How ML System Design helps us to make better ML products

09 Aug, 2023
Xebia Background Header Wave

With the industry moving towards end-to-end ML teams to enable them to implement MLOPs practices, it is paramount to look past the model and view the entire system around your machine learning model. The classic article on Hidden Technical Debt in Machine Learning Systems explains how small the model is compared to the system it operates in. Therefor, to maintain an ML product, we need to understand the system around the machine learning model, view it holistically, and design accordingly.

Pasted image 20230615144915.png

This blogpost illustrates the steps of the design process. A demand forecasting case will be used to demonstrate the process. Demand forecasting is chosen because it’s a very tangible problem and very suitable application for machine learning.

Table of Contents

What is Machine Learning System Design?

Machine Learning System Design is the iterative process of defining a software architecture. It consists of:

  • isolated building blocks
  • interactions between these building blocks
  • data flowing through the building blocks

The system is designed by analyzing business requirements and the context of an organization.

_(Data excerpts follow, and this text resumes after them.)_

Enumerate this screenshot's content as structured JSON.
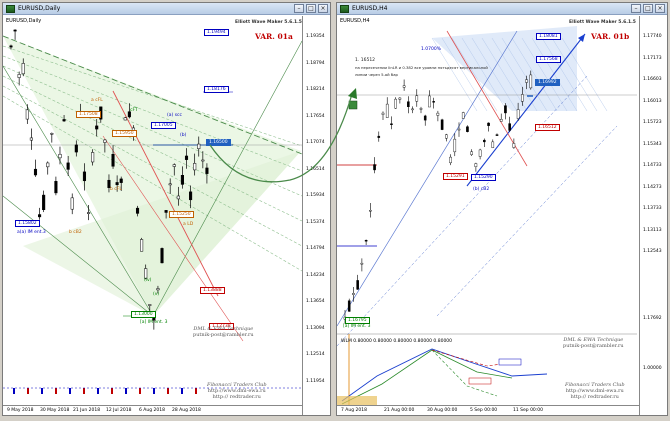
{
  "left_window": {
    "title": "EURUSD,Daily",
    "symbol": "EURUSD,Daily",
    "indicator": "Elliott Wave Maker 5.6.1.5",
    "variant": "VAR. 01a",
    "price_axis": [
      "1.19354",
      "1.18794",
      "1.18214",
      "1.17654",
      "1.17074",
      "1.16514",
      "1.15934",
      "1.15374",
      "1.14794",
      "1.14234",
      "1.13654",
      "1.13094",
      "1.12514",
      "1.11954"
    ],
    "time_axis": [
      "9 May 2018",
      "30 May 2018",
      "21 Jun 2018",
      "12 Jul 2018",
      "6 Aug 2018",
      "28 Aug 2018"
    ],
    "price_tags": [
      {
        "text": "1.19494",
        "color": "#0000c0"
      },
      {
        "text": "1.18176",
        "color": "#0000c0"
      },
      {
        "text": "1.17005",
        "color": "#0000c0"
      },
      {
        "text": "1.16500",
        "color": "#0000c0"
      },
      {
        "text": "1.15802",
        "color": "#0000c0"
      },
      {
        "text": "1.13888",
        "color": "#c00000"
      },
      {
        "text": "1.12738",
        "color": "#c00000"
      },
      {
        "text": "1.13000",
        "color": "#008000"
      },
      {
        "text": "1.17508",
        "color": "#c06000"
      },
      {
        "text": "1.15950",
        "color": "#c06000"
      },
      {
        "text": "1.15250",
        "color": "#c06000"
      }
    ],
    "wave_labels": [
      {
        "text": "a(a) IM ent.3",
        "color": "#0000c0"
      },
      {
        "text": "b cB2",
        "color": "#c06000"
      },
      {
        "text": "(a) scc",
        "color": "#0000c0"
      },
      {
        "text": "(b)",
        "color": "#0000c0"
      },
      {
        "text": "a cFL",
        "color": "#c06000"
      },
      {
        "text": "b cFL",
        "color": "#c06000"
      },
      {
        "text": "a LD",
        "color": "#c06000"
      },
      {
        "text": "(iv)",
        "color": "#008000"
      },
      {
        "text": "(v)",
        "color": "#008000"
      },
      {
        "text": "[a] IM ent. 3",
        "color": "#008000"
      },
      {
        "text": "cFT",
        "color": "#008000"
      }
    ],
    "technique": "DML & EWA Technique",
    "email": "putnik-post@rambler.ru",
    "club_line1": "Fibonacci Traders Club",
    "club_line2": "http://www.dml-ewa.ru",
    "club_line3": "http:// redtrader.ru"
  },
  "right_window": {
    "title": "EURUSD,H4",
    "symbol": "EURUSD,H4",
    "indicator": "Elliott Wave Maker 5.6.1.5",
    "variant": "VAR. 01b",
    "note_line1": "1. 16512",
    "note_line2": "на пересечении linLR и 0.382 все уровни пятьдесят вертикальной",
    "note_line3": "линии через 5-ой бар",
    "price_axis": [
      "1.17740",
      "1.17173",
      "1.16603",
      "1.16013",
      "1.15723",
      "1.15343",
      "1.14733",
      "1.14273",
      "1.13733",
      "1.13113",
      "1.12543"
    ],
    "osc_axis": [
      "1.17692",
      "1.00000"
    ],
    "time_axis": [
      "7 Aug 2018",
      "21 Aug 00:00",
      "30 Aug 00:00",
      "5 Sep 00:00",
      "11 Sep 00:00"
    ],
    "price_tags": [
      {
        "text": "1.18081",
        "color": "#0000c0"
      },
      {
        "text": "1.17568",
        "color": "#0000c0"
      },
      {
        "text": "1.16992",
        "color": "#0000c0"
      },
      {
        "text": "1.16512",
        "color": "#c00000"
      },
      {
        "text": "1.15291",
        "color": "#c00000"
      },
      {
        "text": "1.15290",
        "color": "#0000c0"
      },
      {
        "text": "1.16795",
        "color": "#008000"
      }
    ],
    "wave_labels": [
      {
        "text": "(b) cB2",
        "color": "#0000c0"
      },
      {
        "text": "[a] IM ent. 3",
        "color": "#008000"
      },
      {
        "text": "1.0700%",
        "color": "#0000c0"
      }
    ],
    "osc_label": "WLM 0.80000 0.80000 0.80000 0.80000 0.80000",
    "technique": "DML & EWA Technique",
    "email": "putnik-post@rambler.ru",
    "club_line1": "Fibonacci Traders Club",
    "club_line2": "http://www.dml-ewa.ru",
    "club_line3": "http:// redtrader.ru"
  }
}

The design process is iterative because the environment and business requirements can change, affecting the architecture of your system. The isolated building blocks are the individual applications that will run within your system. It is important to focus on the data flow, as this is what distinguishes Machine Learning Systems from regular Software Systems. Business requirements dictate if and how your model will add value for your company. Finally, the most important and often overlooked part is the context of the organization you work in. An organization may have decided on part of the technology stack constraining your design. Besides, there can be cross-cutting concerns like security and privacy your design must abide by. If two companies design a system with the same business requirements, the end result may look completely different. The goal of Machine Learning System design is to communicate trade-offs you make and identify bottlenecks in your system.

Design process

There is no single way to do system design. Here I propose a sequence of steps you can follow to create a system design. The process of designing an ML system can be divided into sequential topics that address different parts of the system. System design is an iterative process, it is never finished as requirements may change. More about this later in this post.

  1. Clarify requirements
  2. Frame problem as an ML task
  3. Identify data sources and their availability
  4. Model development
  5. Serve predictions
  6. Observability

The Machine Learning System Design canvas below can be used as a handle during a design to keep track of decisions. It contains questions that can guide you through the design process. Their relevance will be explained throughout this blog.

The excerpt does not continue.